Despite efforts to reach the entire North East, many people remained inaccessible in six local government areas (LGAs) in Borno State, in 2016, a report  tagged, ‘Overview Of The Crisis,’ from Humanitarian Response Plan, January – December 2017, said.
The dire situation found in recently accessible areas and the urgent life-saving needs suggest that those still unreachable are in critical need.
Thirteen LGAs in Borno, five in Yobe and one in Adamawa are partially accessible through military, the Humanitarian Response Plan noted.
Reaching all people in need remains the biggest challenge to the humanitarian operation due to restricted access and high levels of insecurity, the December Humanitarian Response Plan said.
Hunger and malnutrition rates are alarming, as the protection crisis has rapidly developed into a food and nutrition crisis.
Experts under the auspices of the UN Systems    the World Health Organisation (WHO), United Nations Population Fund (UNFPA), United Nations Children’s Fund (UNICEF), United Nations Office for the Coordination of Humanitarian Affairs (OCHA), United Nations High Commission for Refugees (UNHCR) and International NGOs (INGO forum) at a recent dialogue called for urgent action to tackle food insecurity in the NE.
MalickNdiaye of World Food Programme (WFP) noted that food and nutrition insecurity has reached extreme levels in parts of Borno, Adamawa and Yobe.
Ndiayespoke while making his presentation entitled “Life-threatening situations and response 1: Food insecurity and malnutrition,” during a two-day dialogue tagged “The Humanitarian Crisis in the North-East: Taking Stock and Looking Ahead,” which held in Kano, recently.
The WFP official who gave an overview of his agency’s effort in Fighting Hunger Worldwide said that about 34 percent of the households surveyed in the three Northern states of Nigeria are food insecure, while five percent were severely food insecure.
He also said, “Drivers of this food insecurity are mainly displacement triggered by the ongoing armed conflict, limited land access, high food prices, extended dry-spell, and early cessation of rainfall and pest infestation.”

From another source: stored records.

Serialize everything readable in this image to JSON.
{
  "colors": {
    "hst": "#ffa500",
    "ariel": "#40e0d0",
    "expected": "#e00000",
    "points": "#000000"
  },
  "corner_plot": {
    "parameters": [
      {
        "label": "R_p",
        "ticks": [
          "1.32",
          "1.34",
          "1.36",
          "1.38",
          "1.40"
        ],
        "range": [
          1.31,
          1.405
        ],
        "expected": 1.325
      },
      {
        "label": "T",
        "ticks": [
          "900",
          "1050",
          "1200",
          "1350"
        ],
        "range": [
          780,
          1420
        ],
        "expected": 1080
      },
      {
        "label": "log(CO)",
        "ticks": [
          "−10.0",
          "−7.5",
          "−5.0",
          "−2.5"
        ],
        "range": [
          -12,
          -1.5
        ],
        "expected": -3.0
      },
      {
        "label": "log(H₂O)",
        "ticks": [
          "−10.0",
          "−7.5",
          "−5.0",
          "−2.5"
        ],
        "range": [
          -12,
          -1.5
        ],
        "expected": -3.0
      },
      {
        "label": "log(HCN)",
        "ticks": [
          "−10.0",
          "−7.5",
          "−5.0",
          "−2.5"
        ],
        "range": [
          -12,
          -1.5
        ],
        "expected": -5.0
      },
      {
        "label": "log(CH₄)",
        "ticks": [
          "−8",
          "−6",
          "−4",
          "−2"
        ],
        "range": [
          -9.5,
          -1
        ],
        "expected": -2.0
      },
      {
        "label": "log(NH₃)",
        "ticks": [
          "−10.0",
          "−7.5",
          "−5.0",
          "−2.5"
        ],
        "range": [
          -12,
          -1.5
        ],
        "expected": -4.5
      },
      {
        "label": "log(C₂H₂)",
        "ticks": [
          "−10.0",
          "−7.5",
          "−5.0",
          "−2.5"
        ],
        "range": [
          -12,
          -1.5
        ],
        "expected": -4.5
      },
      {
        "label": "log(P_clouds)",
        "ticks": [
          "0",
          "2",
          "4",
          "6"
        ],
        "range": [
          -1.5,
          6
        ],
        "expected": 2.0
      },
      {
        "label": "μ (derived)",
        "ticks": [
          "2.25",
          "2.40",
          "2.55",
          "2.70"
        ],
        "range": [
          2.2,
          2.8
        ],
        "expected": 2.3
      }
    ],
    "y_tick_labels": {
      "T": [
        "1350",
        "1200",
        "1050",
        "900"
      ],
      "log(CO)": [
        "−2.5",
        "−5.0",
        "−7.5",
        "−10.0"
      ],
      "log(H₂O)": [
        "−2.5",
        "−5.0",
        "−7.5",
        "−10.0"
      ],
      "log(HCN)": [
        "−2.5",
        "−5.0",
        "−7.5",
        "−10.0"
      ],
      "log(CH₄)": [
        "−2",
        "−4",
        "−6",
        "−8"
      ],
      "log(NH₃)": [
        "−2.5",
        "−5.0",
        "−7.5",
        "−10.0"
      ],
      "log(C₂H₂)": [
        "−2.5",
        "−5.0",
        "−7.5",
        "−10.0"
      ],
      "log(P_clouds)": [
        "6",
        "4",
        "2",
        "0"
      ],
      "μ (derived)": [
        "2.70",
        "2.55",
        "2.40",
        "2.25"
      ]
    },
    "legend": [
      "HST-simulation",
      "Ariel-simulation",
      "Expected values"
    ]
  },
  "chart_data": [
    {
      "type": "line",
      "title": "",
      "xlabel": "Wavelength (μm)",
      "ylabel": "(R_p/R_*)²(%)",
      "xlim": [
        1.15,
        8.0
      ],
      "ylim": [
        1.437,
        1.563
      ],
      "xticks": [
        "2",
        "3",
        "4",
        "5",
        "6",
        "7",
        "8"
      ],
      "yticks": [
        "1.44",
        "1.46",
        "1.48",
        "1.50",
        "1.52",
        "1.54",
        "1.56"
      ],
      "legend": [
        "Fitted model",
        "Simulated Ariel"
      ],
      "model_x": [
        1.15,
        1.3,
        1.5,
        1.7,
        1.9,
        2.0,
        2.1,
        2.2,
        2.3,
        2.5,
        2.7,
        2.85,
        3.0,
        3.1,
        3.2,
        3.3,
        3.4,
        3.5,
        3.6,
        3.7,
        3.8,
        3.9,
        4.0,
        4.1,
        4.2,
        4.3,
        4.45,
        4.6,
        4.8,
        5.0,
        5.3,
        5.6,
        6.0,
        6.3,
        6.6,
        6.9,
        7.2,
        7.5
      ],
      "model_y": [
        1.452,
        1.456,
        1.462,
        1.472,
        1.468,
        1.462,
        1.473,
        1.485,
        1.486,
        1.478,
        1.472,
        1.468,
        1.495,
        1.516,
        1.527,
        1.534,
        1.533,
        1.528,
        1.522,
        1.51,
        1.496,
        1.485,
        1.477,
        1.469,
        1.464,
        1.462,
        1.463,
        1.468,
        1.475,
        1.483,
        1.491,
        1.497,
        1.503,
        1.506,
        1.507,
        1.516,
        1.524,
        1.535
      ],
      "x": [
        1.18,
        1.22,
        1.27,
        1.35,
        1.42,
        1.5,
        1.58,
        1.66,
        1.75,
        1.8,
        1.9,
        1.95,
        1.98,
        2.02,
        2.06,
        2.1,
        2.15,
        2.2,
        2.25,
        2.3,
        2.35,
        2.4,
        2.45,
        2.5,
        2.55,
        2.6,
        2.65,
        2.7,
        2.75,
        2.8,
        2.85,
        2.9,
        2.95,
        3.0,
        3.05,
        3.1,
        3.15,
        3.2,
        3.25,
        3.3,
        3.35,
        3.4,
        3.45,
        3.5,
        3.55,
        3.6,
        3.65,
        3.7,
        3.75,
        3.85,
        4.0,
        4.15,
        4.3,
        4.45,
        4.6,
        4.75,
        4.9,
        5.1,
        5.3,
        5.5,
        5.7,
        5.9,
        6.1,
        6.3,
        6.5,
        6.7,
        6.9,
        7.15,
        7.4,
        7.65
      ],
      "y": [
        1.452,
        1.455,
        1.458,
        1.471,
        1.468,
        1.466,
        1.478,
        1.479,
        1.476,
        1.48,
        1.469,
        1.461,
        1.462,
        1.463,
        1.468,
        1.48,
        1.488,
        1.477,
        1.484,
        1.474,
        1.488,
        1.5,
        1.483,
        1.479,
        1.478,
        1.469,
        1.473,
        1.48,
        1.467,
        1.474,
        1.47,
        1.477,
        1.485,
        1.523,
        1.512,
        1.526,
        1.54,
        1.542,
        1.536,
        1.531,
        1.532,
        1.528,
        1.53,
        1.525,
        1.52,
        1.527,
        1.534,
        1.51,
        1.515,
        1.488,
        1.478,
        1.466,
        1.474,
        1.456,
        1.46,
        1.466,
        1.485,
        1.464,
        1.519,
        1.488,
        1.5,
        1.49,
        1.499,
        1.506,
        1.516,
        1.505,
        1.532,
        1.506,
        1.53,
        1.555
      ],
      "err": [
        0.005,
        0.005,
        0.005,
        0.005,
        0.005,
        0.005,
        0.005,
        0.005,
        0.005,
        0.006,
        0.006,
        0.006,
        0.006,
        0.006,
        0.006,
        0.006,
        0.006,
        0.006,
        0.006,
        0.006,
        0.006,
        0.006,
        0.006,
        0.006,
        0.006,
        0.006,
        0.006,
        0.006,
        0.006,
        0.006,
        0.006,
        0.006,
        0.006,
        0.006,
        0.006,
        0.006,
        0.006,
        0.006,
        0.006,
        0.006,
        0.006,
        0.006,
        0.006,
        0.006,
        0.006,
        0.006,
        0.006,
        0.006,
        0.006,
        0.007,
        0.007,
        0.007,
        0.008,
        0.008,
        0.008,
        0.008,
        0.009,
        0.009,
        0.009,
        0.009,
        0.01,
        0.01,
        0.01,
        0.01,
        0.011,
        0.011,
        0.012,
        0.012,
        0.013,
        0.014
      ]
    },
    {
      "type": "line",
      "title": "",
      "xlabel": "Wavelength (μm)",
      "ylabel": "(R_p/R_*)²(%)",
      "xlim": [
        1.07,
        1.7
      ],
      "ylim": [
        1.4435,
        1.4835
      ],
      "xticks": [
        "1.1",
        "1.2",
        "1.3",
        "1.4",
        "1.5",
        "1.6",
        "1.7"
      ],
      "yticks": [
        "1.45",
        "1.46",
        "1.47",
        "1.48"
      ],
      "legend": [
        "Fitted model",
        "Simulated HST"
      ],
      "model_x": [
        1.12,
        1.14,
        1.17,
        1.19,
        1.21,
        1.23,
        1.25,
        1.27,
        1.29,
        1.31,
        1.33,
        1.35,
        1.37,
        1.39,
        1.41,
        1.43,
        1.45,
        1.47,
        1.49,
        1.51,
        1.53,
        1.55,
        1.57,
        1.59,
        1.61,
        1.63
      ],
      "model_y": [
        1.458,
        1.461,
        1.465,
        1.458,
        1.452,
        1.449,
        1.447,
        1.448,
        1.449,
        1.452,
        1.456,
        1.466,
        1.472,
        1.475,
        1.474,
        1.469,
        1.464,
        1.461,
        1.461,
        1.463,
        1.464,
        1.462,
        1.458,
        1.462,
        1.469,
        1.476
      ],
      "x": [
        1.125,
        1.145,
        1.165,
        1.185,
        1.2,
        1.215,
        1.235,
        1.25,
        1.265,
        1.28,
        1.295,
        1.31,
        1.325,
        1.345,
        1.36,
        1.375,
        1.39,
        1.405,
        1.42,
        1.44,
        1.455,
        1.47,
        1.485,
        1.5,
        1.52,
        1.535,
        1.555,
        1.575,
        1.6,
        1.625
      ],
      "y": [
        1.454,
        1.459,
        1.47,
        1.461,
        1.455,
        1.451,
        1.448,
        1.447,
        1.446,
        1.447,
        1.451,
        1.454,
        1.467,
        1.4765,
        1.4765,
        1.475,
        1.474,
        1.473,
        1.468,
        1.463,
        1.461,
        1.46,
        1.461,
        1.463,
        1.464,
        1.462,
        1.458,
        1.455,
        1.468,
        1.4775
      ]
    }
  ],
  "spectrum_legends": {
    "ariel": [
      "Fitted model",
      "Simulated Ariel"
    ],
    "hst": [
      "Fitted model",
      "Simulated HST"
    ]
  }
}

Christine Kaligirwa, Nutrition Specialist UNICEF, Abuja said that the nutrition summary and needs for 2018  shows that 3,506,105  people  are in need.
Kaligirwa who spoke while making her presentation entitled, “Life-threatening situations and response 1: Malnutrition,” during the recent two-day dialogue said $112  million is required to reach 2.7 million people with nutrition needs.
She called for urgent humanitarian interventions to reconstruct the devastations in NE Nigeria, including food insecurity.
She said that key activities which UNICEF plans to boost food security are, management of severe acute malnutrition (SAM) with medical complication  and management of SAM without medical complication –  out-patient therapeutic programme (OTP).